The schematic is here:
http://www.overunity.com/index.php/topic,3457.msg54343.html#msg54343

Read the whole thread without hectic...

[Freenrg4me]

@ mramos

I assume by the note at the end you saw that relative to 1H part?

I don't know if this has anything to do with OU or Meyer or anything at all but I thought that is was interesting and perhaps someone can beat me to answering the question.

Is the water itself triggering the state change of a transistor?
I.e., was the movable probe in the Meyer notes a transistor on a stick with the gate exposed to the water?
Was the chamber itself surrounded by a barium ferrite core?

In the photos of the final Meyer water car, there is a large space between between the water cavity and the outside device. I have been puzzled by what occupied that space.

[hartiberlin]

Dr. Stiffler updated his page again.

Here are the new parts:

Circuit Comments

B1,B2,B2 & B4 with C1 form a delay line.

Removal of C1 will stop circuit operation and extinguish the LED.
Replacing C1 with a wire will reduce the LED output to barely visible or extinguished.
Removal of B1,B2,B2 & B4 and C1 and replacing with a short wire will extinguish the LED.

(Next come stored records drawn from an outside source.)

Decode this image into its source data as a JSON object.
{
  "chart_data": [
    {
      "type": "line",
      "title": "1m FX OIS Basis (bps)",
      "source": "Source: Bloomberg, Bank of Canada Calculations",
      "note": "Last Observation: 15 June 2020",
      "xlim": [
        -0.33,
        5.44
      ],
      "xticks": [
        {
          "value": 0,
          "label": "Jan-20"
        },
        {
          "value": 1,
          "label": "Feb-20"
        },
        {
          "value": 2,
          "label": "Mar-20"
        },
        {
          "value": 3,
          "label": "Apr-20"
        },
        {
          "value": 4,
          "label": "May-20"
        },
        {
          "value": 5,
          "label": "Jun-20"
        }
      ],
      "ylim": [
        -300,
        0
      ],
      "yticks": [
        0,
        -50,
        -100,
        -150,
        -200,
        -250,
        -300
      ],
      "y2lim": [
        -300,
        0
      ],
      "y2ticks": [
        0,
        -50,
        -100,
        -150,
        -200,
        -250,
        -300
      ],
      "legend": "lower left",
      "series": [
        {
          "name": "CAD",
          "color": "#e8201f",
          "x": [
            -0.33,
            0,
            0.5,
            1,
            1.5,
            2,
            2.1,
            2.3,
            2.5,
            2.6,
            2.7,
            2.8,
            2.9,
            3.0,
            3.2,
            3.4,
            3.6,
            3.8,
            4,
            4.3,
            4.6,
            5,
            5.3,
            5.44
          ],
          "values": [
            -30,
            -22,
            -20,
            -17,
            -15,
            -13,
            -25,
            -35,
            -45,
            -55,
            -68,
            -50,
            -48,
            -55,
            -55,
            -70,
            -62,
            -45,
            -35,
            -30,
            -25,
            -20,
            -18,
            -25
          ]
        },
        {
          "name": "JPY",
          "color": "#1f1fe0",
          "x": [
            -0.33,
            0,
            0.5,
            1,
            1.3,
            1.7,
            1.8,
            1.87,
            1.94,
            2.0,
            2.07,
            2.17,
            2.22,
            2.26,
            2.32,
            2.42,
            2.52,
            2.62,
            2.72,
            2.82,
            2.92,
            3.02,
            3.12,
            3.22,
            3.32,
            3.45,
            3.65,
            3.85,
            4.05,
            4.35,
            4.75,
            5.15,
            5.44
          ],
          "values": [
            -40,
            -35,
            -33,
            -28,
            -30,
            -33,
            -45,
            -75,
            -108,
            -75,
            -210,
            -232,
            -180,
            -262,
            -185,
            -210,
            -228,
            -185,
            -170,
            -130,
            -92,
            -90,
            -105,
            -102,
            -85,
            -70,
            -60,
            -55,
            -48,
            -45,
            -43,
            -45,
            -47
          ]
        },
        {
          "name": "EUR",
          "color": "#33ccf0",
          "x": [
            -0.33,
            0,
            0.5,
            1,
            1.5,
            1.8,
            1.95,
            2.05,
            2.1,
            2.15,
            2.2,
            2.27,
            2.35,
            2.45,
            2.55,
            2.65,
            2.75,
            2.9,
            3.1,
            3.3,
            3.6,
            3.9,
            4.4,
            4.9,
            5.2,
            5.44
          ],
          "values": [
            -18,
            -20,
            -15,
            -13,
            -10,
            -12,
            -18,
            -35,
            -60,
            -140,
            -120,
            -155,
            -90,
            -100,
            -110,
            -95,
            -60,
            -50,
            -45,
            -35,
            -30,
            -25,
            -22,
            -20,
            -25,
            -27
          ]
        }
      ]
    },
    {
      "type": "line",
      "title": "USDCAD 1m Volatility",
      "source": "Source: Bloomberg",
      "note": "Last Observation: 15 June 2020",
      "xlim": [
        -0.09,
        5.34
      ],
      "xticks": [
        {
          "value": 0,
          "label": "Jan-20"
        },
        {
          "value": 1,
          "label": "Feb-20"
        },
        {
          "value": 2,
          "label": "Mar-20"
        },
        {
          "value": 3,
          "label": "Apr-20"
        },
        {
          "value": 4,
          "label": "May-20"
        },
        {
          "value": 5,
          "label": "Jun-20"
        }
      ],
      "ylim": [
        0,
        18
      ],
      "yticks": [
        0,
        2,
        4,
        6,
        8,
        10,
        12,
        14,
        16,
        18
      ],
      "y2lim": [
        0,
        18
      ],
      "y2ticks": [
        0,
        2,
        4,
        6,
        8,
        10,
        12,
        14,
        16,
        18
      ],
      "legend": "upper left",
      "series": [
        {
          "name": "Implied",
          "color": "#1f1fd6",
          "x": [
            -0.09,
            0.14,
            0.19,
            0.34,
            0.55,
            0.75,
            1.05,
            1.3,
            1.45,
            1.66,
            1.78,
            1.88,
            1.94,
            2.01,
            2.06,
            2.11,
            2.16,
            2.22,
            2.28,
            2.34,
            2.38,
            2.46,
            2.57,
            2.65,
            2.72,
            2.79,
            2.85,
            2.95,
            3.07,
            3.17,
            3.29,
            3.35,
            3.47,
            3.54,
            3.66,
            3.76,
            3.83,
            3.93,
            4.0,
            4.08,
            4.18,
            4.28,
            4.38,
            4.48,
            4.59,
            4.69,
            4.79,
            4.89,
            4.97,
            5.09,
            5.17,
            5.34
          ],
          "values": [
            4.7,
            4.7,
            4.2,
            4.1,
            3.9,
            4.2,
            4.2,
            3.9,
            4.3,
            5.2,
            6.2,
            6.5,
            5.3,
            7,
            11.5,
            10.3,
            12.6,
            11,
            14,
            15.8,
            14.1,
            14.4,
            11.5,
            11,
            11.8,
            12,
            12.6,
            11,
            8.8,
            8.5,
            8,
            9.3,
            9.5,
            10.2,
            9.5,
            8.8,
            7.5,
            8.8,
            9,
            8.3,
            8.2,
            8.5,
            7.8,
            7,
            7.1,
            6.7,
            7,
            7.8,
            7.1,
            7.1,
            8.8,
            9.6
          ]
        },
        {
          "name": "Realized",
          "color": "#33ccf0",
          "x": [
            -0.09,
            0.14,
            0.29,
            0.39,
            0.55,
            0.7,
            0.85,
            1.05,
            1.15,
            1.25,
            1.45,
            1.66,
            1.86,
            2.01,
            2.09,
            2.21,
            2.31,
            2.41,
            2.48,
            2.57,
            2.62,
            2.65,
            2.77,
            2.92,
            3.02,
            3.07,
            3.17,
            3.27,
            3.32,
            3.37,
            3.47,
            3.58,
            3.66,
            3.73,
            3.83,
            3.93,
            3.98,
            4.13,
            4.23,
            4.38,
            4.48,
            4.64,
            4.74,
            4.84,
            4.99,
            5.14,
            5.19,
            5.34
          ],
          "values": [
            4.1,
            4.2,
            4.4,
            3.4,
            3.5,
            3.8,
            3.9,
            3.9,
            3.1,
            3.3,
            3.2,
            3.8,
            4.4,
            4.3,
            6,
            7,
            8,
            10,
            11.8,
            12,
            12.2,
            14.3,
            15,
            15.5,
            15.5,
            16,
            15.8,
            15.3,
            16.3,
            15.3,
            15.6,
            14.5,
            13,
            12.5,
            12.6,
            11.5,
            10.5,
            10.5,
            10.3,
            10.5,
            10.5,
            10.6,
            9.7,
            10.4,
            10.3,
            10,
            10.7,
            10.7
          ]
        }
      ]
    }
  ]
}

Pay special attention to the supplied scope pictures of this circuit in operation and not that the Peak-to-Peak voltage present at the junction (+rail) of B2 and L2 is ~8 (Scope{4}) volts. This voltage should always be higher than the input when the circuit is properly tuned into operational mode.

Tuning for maximum power at the LED is subjective if you use human visual reference for the amount of LED light output. This can get you close, but is not the most accurate way to find the three peaks available. I use a Lutron light meter and a black isolation tube around the LED. The circuit can be tuned for maximum light output, although this can also be in error due to the way LED's react to excitation at different frequencies, yet this can be an acceptable preliminary observation.

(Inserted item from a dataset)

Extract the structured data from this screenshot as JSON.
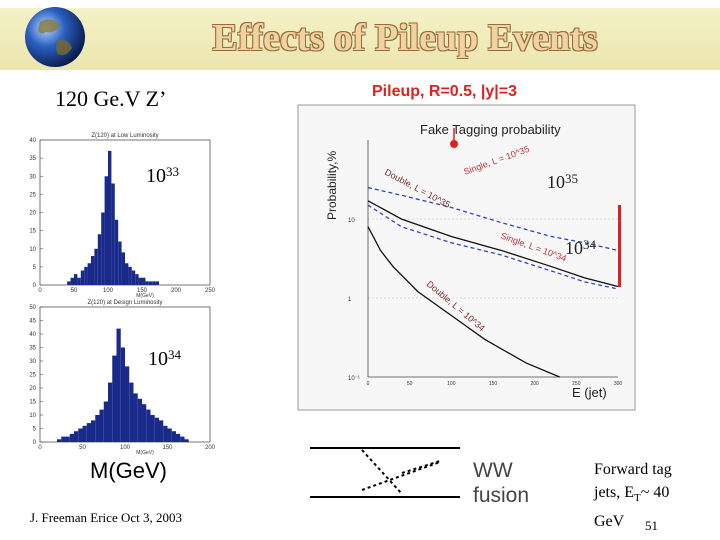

The most accurate I have found so far is using a small form factor (small size and mass) DVM (accuracy not important) with leads as short as possible connected across a 10k ohm resistor, bridged with a 5uf capacitor at the output of the rectifiers. With this configuration one can tune input for maximum voltage indication. The down side to this method is that the added L and C of the meter and connections do indeed shift the optimal peaks.

During tuning using both of the methods indicated above, the peaks (excluding LED frequency response) fall with in ~+/- 200khz of each other.

The peak frequencies have been derived by scope and counter measurement, with the most accurate being the frequency counter. This circuit appears to 'Hunt' and therefore even the counter cannot be considered totally accurate, as the readings will vary over many kilohertz as the circuit 'Hunts' for stability.

The following chart shows the frequency versus relative power from a test run on Circuit (4), using the DVM method of measurement and reading the frequency with a counter with 0.001% accuracy.

The following table shows the measured frequency peaks and their first three harmonics.

Measured (MHz)        3.9866     10.4230        12.3340
X2                        7.9732      20.8460     24.6680
X3                        11.9598    31.2690    37.0020
X4                        15.9464    41.6920    49.3360


It is noted at this point that in the scope traces (for #4) included below show scope-measured frequencies of 6.99MHz, 7.14MHz and 10MHz. The trace was not expanded as it should have been to obtain a more accurate reading, yet there can be seen a correlation with the counter readings.